Não dormira muito bem. Ao abrir os olhos sentiu-se um tanto estranho e cansado. Cansado? Parecia que as outras pessoas, dantes tão próximas e afetivas, enxergavam-no como um verdadeiro estranho. Não obstante sentia-se cada vez mais dono de si, arquiteto do próprio caráter.

A despeito disso, apenas uma idéia martelava agudamente a sua cabeça. Não sabia bem a razão de o futuro não ser mais capaz de o emocionar e o passado não ser mais nenhum incômodo. O presente era um campo neutro no qual ele não tinha existência, ou se existia era como se nunca tivesse existido de qualquer maneira.

Então, o que fazer? Deveria aproximar-se das pessoas tornando-se um pouco como elas, ou afastar-se definitivamente, buscando construir uma individualidade mais autêntica e pura, um caminho de sensações mais verdadeiras?

Sabia bem que o caminho solitário poderia representar uma ilusão, um delírio individual. O caminho solidário, por sua vez, representaria uma fuga, uma nítida falta de coragem, de enfrentar e superar os limites individuais, que definem propriamente a sua vida.

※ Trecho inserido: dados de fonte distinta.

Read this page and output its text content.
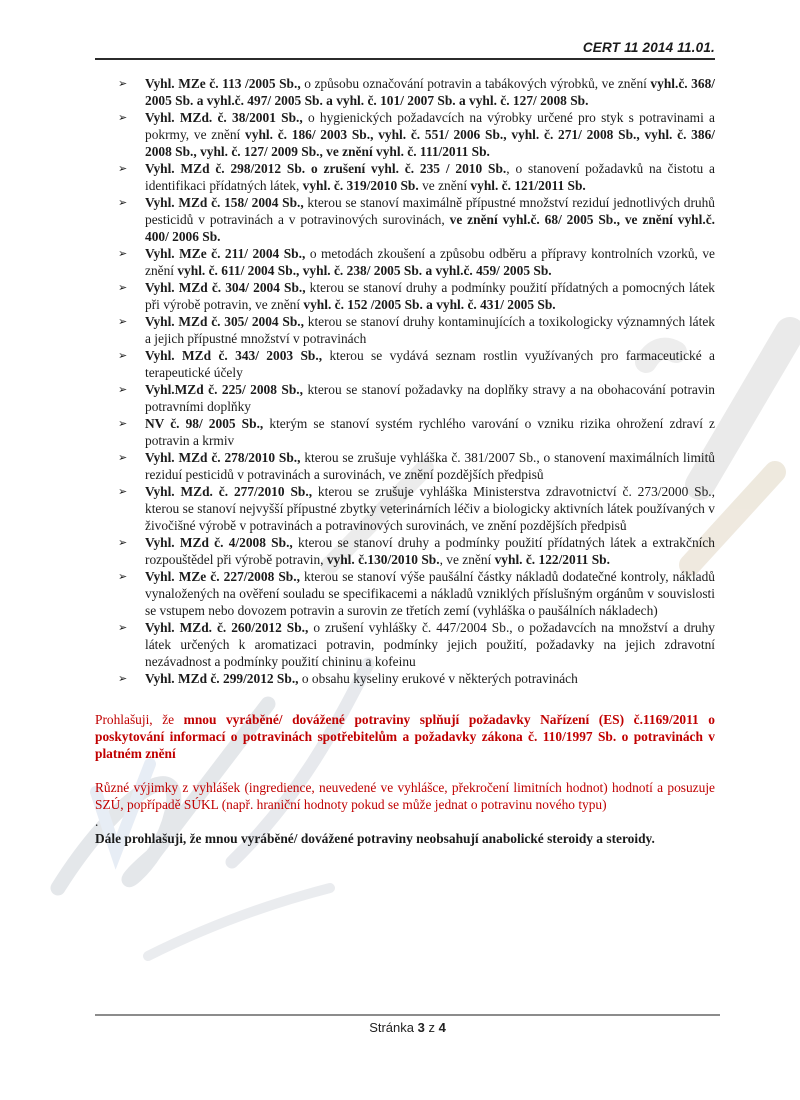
CERT 11 2014 11.01.
➢	Vyhl. MZe č. 113 /2005 Sb., o způsobu označování potravin a tabákových výrobků, ve znění vyhl.č. 368/ 2005 Sb. a vyhl.č. 497/ 2005 Sb. a vyhl. č. 101/ 2007 Sb. a vyhl. č. 127/ 2008 Sb.
➢	Vyhl. MZd. č. 38/2001 Sb., o hygienických požadavcích na výrobky určené pro styk s potravinami a pokrmy, ve znění vyhl. č. 186/ 2003 Sb., vyhl. č. 551/ 2006 Sb., vyhl. č. 271/ 2008 Sb., vyhl. č. 386/ 2008 Sb., vyhl. č. 127/ 2009 Sb., ve znění vyhl. č. 111/2011 Sb.
➢	Vyhl. MZd č. 298/2012 Sb. o zrušení vyhl. č. 235 / 2010 Sb., o stanovení požadavků na čistotu a identifikaci přídatných látek, vyhl. č. 319/2010 Sb. ve znění vyhl. č. 121/2011 Sb.
➢	Vyhl. MZd č. 158/ 2004 Sb., kterou se stanoví maximálně přípustné množství reziduí jednotlivých druhů pesticidů v potravinách a v potravinových surovinách, ve znění vyhl.č. 68/ 2005 Sb., ve znění vyhl.č. 400/ 2006 Sb.
➢	Vyhl. MZe č. 211/ 2004 Sb., o metodách zkoušení a způsobu odběru a přípravy kontrolních vzorků, ve znění vyhl. č. 611/ 2004 Sb., vyhl. č. 238/ 2005 Sb. a vyhl.č. 459/ 2005 Sb.
➢	Vyhl. MZd č. 304/ 2004 Sb., kterou se stanoví druhy a podmínky použití přídatných a pomocných látek při výrobě potravin, ve znění vyhl. č. 152 /2005 Sb. a vyhl. č. 431/ 2005 Sb.
➢	Vyhl. MZd č. 305/ 2004 Sb., kterou se stanoví druhy kontaminujících a toxikologicky významných látek a jejich přípustné množství v potravinách
➢	Vyhl. MZd č. 343/ 2003 Sb., kterou se vydává seznam rostlin využívaných pro farmaceutické a terapeutické účely
➢	Vyhl.MZd č. 225/ 2008 Sb., kterou se stanoví požadavky na doplňky stravy a na obohacování potravin potravními doplňky
➢	NV č. 98/ 2005 Sb., kterým se stanoví systém rychlého varování o vzniku rizika ohrožení zdraví z potravin a krmiv
➢	Vyhl. MZd č. 278/2010 Sb., kterou se zrušuje vyhláška č. 381/2007 Sb., o stanovení maximálních limitů reziduí pesticidů v potravinách a surovinách, ve znění pozdějších předpisů
➢	Vyhl. MZd. č. 277/2010 Sb., kterou se zrušuje vyhláška Ministerstva zdravotnictví č. 273/2000 Sb., kterou se stanoví nejvyšší přípustné zbytky veterinárních léčiv a biologicky aktivních látek používaných v živočišné výrobě v potravinách a potravinových surovinách, ve znění pozdějších předpisů
➢	Vyhl. MZd č. 4/2008 Sb., kterou se stanoví druhy a podmínky použití přídatných látek a extrakčních rozpouštědel při výrobě potravin, vyhl. č.130/2010 Sb., ve znění vyhl. č. 122/2011 Sb.
➢	Vyhl. MZe č. 227/2008 Sb., kterou se stanoví výše paušální částky nákladů dodatečné kontroly, nákladů vynaložených na ověření souladu se specifikacemi a nákladů vzniklých příslušným orgánům v souvislosti se vstupem nebo dovozem potravin a surovin ze třetích zemí (vyhláška o paušálních nákladech)
➢	Vyhl. MZd. č. 260/2012 Sb., o zrušení vyhlášky č. 447/2004 Sb., o požadavcích na množství a druhy látek určených k aromatizaci potravin, podmínky jejich použití, požadavky na jejich zdravotní nezávadnost a podmínky použití chininu a kofeinu
➢	Vyhl. MZd č. 299/2012 Sb., o obsahu kyseliny erukové v některých potravinách

Prohlašuji, že mnou vyráběné/ dovážené potraviny splňují požadavky Nařízení (ES) č.1169/2011 o poskytování informací o potravinách spotřebitelům a požadavky zákona č. 110/1997 Sb. o potravinách v platném znění

Různé výjimky z vyhlášek (ingredience, neuvedené ve vyhlášce, překročení limitních hodnot) hodnotí a posuzuje SZÚ, popřípadě SÚKL (např. hraniční hodnoty pokud se může jednat o potravinu nového typu)

.

Dále prohlašuji, že mnou vyráběné/ dovážené potraviny neobsahují anabolické steroidy a steroidy.

Stránka 3 z 4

Possuía a sensação de que as pessoas desistiam muito facilmente dele. E na realidade já até sabia um dos motivos desse desencontro. Já não se apegava tanto às pessoas. Porém, achava ou até tinha alguma certeza de que qualquer crédito que porventura possuísse já estaria esgotado com a maioria das pessoas à sua volta.

Pensava na não-imutabilidade das coisas, nessa incrível impermanência. Deveria lutar contra isso? Seria o tempo capaz de ajustar de forma autônoma  qualquer coisa, em "tempo hábil"? Serviria o diálogo para algum fim que não o da simples persuasão?

A inércia que o prendia era exatamente a mesma que o impedia de seguir o próprio caminho.

Tudo isso e um ruído. Um ruído incessante e atordoante que acontecia todos os dias no local onde era obrigado a viver. Esse ruído reverberava intensamente dentro dele. Pensou de forma arguta que não havia nada que acontecesse lá fora que não tivesse alguma razão que a justificasse dentro de si. Dessa forma compreendeu que se há qualquer ruído lá fora é porque há muito mais ruído ali dentro.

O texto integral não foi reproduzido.